Be authentic and be yourself. Don’t tell us what you think we should hear, but focus on your personal goals and what you want to get out of the program. Tell us about leadership experiences you’ve had and about working with other people because we do a lot of group work here. We want to admit people who like working with others and will enjoy the study group experience.
Q. You are a founding member of the Executive MBA Council and won its highest honor for service to the EMBA industry. Can you tell us about your involvement in this group?
It’s been very rewarding to see this group grow to over 400 schools, including international schools. It’s very helpful to be able to share best practices. Just because you work at a great school doesn’t mean there isn’t more to learn. We just hosted our northeast regional meeting in Philadelphia in March and I will be presenting a session at our annual meeting in Los Angeles in October. At that session, we’ll have a Wharton EMBA alumnus as our guest speaker on the topic of adult learners discovering they have learning difficulties. That alumnus discovered he had a learning difficulty while a student in our EMBA program and we helped him get a diagnosis and help from Penn’s Weingarten Learning Resources Center. He is now passionate about helping other students.

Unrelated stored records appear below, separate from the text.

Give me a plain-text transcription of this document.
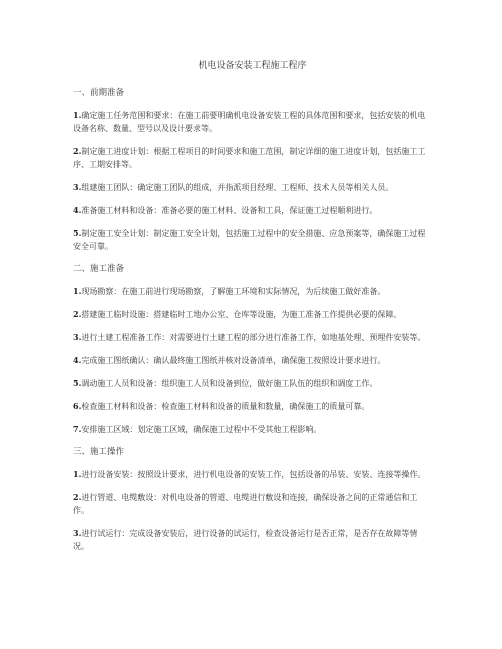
机电设备安装工程施工程序

一、前期准备

1.确定施工任务范围和要求：在施工前要明确机电设备安装工程的具体范围和要求，包括安装的机电设备名称、数量、型号以及设计要求等。

2.制定施工进度计划：根据工程项目的时间要求和施工范围，制定详细的施工进度计划，包括施工工序、工期安排等。

3.组建施工团队：确定施工团队的组成，并指派项目经理、工程师、技术人员等相关人员。

4.准备施工材料和设备：准备必要的施工材料、设备和工具，保证施工过程顺利进行。

5.制定施工安全计划：制定施工安全计划，包括施工过程中的安全措施、应急预案等，确保施工过程安全可靠。

二、施工准备

1.现场勘察：在施工前进行现场勘察，了解施工环境和实际情况，为后续施工做好准备。

2.搭建施工临时设施：搭建临时工地办公室、仓库等设施，为施工准备工作提供必要的保障。

3.进行土建工程准备工作：对需要进行土建工程的部分进行准备工作，如地基处理、预埋件安装等。

4.完成施工图纸确认：确认最终施工图纸并核对设备清单，确保施工按照设计要求进行。

5.调动施工人员和设备：组织施工人员和设备到位，做好施工队伍的组织和调度工作。

6.检查施工材料和设备：检查施工材料和设备的质量和数量，确保施工的质量可靠。

7.安排施工区域：划定施工区域，确保施工过程中不受其他工程影响。

三、施工操作

1.进行设备安装：按照设计要求，进行机电设备的安装工作，包括设备的吊装、安装、连接等操作。

2.进行管道、电缆敷设：对机电设备的管道、电缆进行敷设和连接，确保设备之间的正常通信和工作。

3.进行试运行：完成设备安装后，进行设备的试运行，检查设备运行是否正常，是否存在故障等情况。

Q. How did you come to work for Wharton’s EMBA program?
I was working in the Wharton MBA Admissions Program Office as an associate director and always had my eye on the EMBA Program for a future role because I really liked and respected the EMBA team. I liked how that team used a holistic approach. The admissions people also ran the program and continued to work with students on a closer level. You could really see the fruits of your labor and how your efforts paid off. When an opening came up for an associate director, I applied and joined the office in 1989. I’ve stayed with the program because of the incredible team and the incredible students.
Q. Can you tell us something about yourself that students might not know?
My husband and I have a house in Avalon, NJ and in the fall I help the Avalon Sea Watch Program count migrating birds.
Also, I’ve been on all but two of the International Seminar trips since I started working here. So far, I’ve been on every continent except Antarctica. One of the most memorable trips was to South Africa right after apartheid ended. It was amazing to see the hope and optimism for the future there. My husband and I also went on a safari, which was a trip of a lifetime!